Key to this paper is the introduction of second-order calibration, a concept that extends traditional (first-order) calibration to require models not only to predict an event's probability accurately but also to estimate the variance around that prediction correctly. The proposed method involves training models to predict independent pairs of responses from the true distribution, allowing the model to observe one response while predicting the other, and then measuring how much observation improves the prediction. The novelty lies in demonstrating that this cheating behavior, when properly calibrated, can serve as a robust indicator of the model's uncertainty.

Theoretical Contributions

The paper provides a rigorous theoretical foundation for the proposed approach. It demonstrates that a model's ability to improve its predictions through cheating is equivalent to being second-order calibrated. Furthermore, the paper proves that, given a second-order calibrated model, it is possible to construct frequentist confidence intervals for the true probabilities of outcomes and effectively detect incorrect model responses (statistical hallucinations) with high probability. This equivalence between paired-response prediction and second-order calibration underpins the development of new tools for uncertainty quantification without making restrictive assumptions about the data distribution.

Empirical Demonstrations

The effectiveness of the proposed method is empirically validated through applications to image classification, synthetic LLMing, and reinforcement learning tasks. These tasks are chosen to represent both discrete and sequential output spaces, as well as partially observable decision-making problems. Across these diverse settings, the method accurately quantifies the model's epistemic uncertainty and demonstrates its practical utility for improving model reliability. Notable is its application to offline reinforcement learning under partial observation, where it successfully avoids unsafe actions by accounting for unobserved confounders in decision-making processes.

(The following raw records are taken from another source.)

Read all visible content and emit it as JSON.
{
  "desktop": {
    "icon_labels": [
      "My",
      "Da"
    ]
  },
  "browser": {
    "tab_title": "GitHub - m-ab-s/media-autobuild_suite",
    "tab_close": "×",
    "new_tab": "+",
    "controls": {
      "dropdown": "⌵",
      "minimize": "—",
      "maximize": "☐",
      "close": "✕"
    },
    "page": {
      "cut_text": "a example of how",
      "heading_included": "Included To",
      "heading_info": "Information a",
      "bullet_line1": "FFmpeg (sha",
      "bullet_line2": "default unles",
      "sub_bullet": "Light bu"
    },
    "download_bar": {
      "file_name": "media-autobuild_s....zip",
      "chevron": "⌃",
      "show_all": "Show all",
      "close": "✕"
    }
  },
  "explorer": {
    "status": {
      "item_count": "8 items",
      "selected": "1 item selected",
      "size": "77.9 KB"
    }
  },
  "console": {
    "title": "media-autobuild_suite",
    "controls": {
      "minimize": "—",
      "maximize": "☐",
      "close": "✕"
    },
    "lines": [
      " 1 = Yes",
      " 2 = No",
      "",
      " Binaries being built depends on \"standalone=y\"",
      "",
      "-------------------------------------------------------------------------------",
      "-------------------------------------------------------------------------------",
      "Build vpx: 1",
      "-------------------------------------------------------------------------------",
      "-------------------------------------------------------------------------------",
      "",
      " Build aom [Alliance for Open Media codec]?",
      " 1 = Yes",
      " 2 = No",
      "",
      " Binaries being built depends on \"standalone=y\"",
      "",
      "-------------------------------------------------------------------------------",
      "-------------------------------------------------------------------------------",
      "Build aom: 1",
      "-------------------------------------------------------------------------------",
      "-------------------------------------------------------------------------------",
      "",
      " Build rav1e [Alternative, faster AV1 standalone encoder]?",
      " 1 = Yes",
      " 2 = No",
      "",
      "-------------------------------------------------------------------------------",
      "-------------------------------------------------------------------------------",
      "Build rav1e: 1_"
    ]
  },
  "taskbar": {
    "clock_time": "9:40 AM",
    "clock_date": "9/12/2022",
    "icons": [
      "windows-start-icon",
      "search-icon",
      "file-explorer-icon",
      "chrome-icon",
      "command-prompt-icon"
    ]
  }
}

Practical Implications and Future Directions

This research provides a significant step forward in understanding and quantifying model uncertainty, with implications for a broad range of AI applications. By improving how models estimate their own knowledge and uncertainty, the approach can contribute to safer AI systems that recognize and communicate their limitations, reducing the risk of unwarranted reliance on their outputs. Looking ahead, extending this approach to more complex and larger-scale models presents an exciting avenue for research. Additionally, exploring ways to operationalize paired predictions in settings where collecting paired responses may be challenging could further broaden the applicability of this strategy.

Concluding Remarks

In conclusion, this paper introduces a robust and theoretically grounded approach to uncertainty quantification for generative models, addressing a critical need in the development of reliable AI systems. Through a combination of theoretical insights and empirical validation, it establishes a framework for more accurately capturing and communicating what models do not know, paving the way for the creation of AI systems that can more safely interact with the real world.